Protecting personal privacy has become a more significant issue in recent years with the advent of new technologies and the proliferation of personal information. The federal government collects and uses personal information on individuals in increasingly sophisticated ways for things like law enforcement, border control, and enhanced online interactions with citizens. In the private sector, commercial entities collect, share, and sell vast amounts of personal information for marketing and other purposes. Some companies also used technology to monitor the spread of COVID-19—such as to identify individuals that came in contact with people displaying symptoms.
Policymakers face some key challenges to protecting personal privacy in this environment.
For instance:
Federal privacy law. The collection or use of personal information by the federal government is governed primarily by two laws: the Privacy Act of 1974 and the privacy provisions of the E-Government Act of 2002. But there is no overarching federal privacy law that governs the collection and sale of personal information among private-sector companies. There is also no federal statute that gives consumers the right to learn what information is held about them for marketing purposes and who holds it. Congress could consider strengthening the consumer privacy framework.

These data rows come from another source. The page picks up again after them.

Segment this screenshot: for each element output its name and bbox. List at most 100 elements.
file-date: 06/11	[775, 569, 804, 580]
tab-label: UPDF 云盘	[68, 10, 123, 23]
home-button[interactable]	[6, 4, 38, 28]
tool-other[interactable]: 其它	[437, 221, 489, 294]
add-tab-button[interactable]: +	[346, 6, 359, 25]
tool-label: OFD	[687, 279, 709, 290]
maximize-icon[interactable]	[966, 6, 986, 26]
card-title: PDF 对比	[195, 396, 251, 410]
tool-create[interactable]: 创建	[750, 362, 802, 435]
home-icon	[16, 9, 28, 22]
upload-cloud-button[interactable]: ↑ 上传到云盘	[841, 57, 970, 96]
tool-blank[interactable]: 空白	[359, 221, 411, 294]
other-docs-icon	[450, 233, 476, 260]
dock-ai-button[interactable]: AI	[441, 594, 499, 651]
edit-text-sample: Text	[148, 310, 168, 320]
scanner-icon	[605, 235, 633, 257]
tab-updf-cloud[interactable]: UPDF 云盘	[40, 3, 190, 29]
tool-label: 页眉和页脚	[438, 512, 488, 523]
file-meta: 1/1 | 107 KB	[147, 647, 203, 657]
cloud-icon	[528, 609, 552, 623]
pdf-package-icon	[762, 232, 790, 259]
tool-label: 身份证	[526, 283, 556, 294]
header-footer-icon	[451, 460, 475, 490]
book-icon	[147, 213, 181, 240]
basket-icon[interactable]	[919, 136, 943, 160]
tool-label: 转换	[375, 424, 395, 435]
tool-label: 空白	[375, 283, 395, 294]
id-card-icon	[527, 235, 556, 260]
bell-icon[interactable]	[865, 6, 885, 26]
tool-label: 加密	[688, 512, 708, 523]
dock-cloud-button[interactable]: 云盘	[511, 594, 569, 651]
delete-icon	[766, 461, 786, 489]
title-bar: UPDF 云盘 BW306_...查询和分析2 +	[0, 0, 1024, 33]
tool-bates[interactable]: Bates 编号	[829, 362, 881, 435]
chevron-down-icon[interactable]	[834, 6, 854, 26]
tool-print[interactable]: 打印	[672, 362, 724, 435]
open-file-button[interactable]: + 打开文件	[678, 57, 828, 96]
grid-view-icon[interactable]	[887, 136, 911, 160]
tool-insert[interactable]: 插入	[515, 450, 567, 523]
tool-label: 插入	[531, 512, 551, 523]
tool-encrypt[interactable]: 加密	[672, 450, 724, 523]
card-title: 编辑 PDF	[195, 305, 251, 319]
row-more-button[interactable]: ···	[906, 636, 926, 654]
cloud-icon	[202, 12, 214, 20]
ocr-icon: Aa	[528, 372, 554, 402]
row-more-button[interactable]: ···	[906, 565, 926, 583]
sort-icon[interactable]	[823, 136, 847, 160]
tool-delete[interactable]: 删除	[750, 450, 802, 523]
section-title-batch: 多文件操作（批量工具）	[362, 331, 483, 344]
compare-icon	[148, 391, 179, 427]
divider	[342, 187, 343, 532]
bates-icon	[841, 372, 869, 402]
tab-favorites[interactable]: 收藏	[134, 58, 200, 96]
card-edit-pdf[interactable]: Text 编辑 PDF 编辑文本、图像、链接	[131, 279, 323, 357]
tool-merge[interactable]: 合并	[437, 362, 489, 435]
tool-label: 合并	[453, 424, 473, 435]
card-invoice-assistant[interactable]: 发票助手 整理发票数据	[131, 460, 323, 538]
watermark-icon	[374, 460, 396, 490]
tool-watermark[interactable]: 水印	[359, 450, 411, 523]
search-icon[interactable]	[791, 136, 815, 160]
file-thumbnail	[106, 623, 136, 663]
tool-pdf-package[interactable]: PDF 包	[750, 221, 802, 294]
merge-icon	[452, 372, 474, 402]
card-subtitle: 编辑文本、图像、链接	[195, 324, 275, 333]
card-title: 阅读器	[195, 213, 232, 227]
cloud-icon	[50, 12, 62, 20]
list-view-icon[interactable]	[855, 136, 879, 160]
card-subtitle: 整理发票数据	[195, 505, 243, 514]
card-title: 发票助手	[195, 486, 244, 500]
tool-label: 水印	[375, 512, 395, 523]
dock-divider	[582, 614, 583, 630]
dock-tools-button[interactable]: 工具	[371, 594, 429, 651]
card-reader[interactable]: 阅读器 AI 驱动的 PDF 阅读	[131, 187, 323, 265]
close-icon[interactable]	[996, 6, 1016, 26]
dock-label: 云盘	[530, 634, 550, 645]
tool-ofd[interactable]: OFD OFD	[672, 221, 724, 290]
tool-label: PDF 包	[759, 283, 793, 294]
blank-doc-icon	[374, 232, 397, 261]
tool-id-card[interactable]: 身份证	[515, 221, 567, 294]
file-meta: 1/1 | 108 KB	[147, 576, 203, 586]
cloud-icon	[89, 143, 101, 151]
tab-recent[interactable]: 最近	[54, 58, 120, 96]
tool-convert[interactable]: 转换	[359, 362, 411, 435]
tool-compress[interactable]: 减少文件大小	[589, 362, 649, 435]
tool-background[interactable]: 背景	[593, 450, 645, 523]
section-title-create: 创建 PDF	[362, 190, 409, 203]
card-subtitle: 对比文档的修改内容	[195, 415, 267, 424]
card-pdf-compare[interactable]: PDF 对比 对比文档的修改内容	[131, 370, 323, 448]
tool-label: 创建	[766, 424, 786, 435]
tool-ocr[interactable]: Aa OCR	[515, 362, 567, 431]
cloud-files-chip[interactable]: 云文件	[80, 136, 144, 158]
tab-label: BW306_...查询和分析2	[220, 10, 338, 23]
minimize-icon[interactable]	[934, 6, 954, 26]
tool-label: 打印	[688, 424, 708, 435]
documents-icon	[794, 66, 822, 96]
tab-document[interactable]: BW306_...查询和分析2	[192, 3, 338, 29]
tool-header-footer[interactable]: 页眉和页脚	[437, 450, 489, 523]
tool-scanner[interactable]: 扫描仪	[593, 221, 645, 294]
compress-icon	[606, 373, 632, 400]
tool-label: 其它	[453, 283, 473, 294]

Numeric scores. Companies increasingly use numeric scores to predict how consumers will behave. These scores are based on hundreds of pieces of information about a person's purchases and personal characteristics. Scores are used, for example, to target ads or provide individualized pricing. Unlike traditional credit scores, these scores may not be subject to consumer protection laws that seek to ensure fair and transparent treatment. Congress could play an important role in establishing appropriate consumer protections related to numeric scores, which includes considering the rights of consumers to view and correct the data used to create the scores.
Privacy notices. The privacy notices that banks and credit unions provide to consumers do not give a complete picture of the information institutions collect on consumers and potentially share with retailers, marketers, government agencies, and others. The Consumer Financial Protection Bureau could update this privacy notice form to ensure that consumers are better informed about all the ways banks and credit unions collect and share personal consumer information.
Students’ data breaches. Thousands of K-12 students had their personal information (including grades, bullying reports, and Social Security numbers) compromised in data breaches between 2016 and 2020. This raises concerns about the security of student data.
PII. Many federal IT systemsneedstronger privacy practices and safeguards to protect the personally identifiable information (PII) they hold.
Taxpayer data. Tax returns are filled with sensitive personal and financial data—which the Internal Revenue Service (IRS) is expected to protect. However, recent disclosures of sensitive taxpayer data have made headlines and raised concerns about IRS's ability to safeguard taxpayer information.
DHS’s identity data. Threats to anonymity and other privacy risks of emerging technologiesused for law enforcement or commercial purposes (such as geolocation and biometric applications) need to be addressed. For example, the Department of Homeland Security has been working to replace its outdated biometric identity management system that matches fingerprints and facial features. DHS expects the new system to store hundreds of millions of identities. But DHS needs to do much more to protect the privacy of individuals whose information is in this new system.
Facial recognition. Additionally, many federal agencies that employ law enforcement officers use facial recognition technology. Some agencies use non-federal facial recognition systems. However, they don’t all track employee use of these systems in order to assess the risks they can pose to privacy, accuracy, and more.